Ieri la procura di Roma ha avviato un fascicolo di indagine in relazione alla scomparsa in Messico di tre cittadini italiani di cui si sono perse le tracce il 31 gennaio scorso.

AL MOMENTO, benché la Farnesina abbia fatto sapere di seguire le evoluzioni, i misteri sono ancora tanti; al contrario ben poche – anzi nulle – sono le informazioni fornite dalle autorità messicane. Raffaele Russo, 60enne di Napoli, viveva da tempo in Messico.

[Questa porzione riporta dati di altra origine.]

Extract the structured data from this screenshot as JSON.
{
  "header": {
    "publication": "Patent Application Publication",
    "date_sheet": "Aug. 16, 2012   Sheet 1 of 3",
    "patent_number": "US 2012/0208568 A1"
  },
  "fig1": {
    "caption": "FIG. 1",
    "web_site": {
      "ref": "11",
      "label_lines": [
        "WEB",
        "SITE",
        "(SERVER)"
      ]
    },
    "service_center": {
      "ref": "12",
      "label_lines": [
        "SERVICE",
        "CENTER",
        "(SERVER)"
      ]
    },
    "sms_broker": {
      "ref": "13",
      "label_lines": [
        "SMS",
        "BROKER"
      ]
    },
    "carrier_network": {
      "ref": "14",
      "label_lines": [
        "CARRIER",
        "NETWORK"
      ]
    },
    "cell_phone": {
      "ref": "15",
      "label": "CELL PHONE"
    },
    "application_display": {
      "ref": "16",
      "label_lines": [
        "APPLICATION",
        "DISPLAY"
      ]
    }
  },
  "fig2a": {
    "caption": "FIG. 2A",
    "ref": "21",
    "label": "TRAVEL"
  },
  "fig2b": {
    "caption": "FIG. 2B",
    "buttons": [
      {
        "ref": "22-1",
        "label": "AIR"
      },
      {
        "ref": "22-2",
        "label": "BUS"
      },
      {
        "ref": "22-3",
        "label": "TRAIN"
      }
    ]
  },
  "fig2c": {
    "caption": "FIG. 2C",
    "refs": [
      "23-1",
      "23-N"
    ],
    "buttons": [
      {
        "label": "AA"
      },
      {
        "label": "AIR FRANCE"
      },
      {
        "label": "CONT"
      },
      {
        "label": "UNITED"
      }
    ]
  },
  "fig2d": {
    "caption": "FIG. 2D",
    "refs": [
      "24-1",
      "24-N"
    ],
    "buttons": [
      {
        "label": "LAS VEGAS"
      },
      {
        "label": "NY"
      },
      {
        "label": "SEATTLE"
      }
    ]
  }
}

Faceva l’ambulante, il «magliaro» come l’ha definito uno dei figli. Russo, il 31 gennaio, scompare. Un figlio e un nipote si mettono alla sua ricerca, su richiesta dei familiari; uno dei figli di Russo è ora in Italia e ha cercato di ricostruire la vicenda. Antonio e Vincenzo dunque cominciano dal punto in cui Raffaele sarebbe scomparso, grazie al gps della sua auto noleggiata.

«QUANDO SONO ARRIVATI, racconta uno dei figli tornato in Italia, non hanno trovato né la macchina né mio padre. Hanno chiesto alla gente, ma nessuno aveva visto nulla».

I DUE RAGAZZI, poi, si sarebbero fermati a fare benzina in un distributore. E lì sarebbero stati avvicinati da diversi poliziotti a bordo di due moto e un auto, che hanno intimato loro di seguirli. «Antonio è riuscito a mandarmi una serie di messaggi con Whatsapp – dice ancora Daniele – ma ad un certo punto anche i loro telefoni sono risultati spenti». Tutto quanto è accaduto a Tecaltitlan, città dello stato di Jalisco, nota per la sua criminalità. Ad oggi per i tre scomparsi non è arrivata nessuna richiesta di riscatto, benché i familiari tendano a sottolineare l’attività lavorativa senza ombra di Raffaele Russo, escludendo dunque collegamenti con criminalità legata al narcotraffico. Il Jalisco è oggi lo stato con il più alto numero di desaparecidos in Messico; il fenomeno delle sparizioni, inoltre, aumenta ogni anno. (red. est.)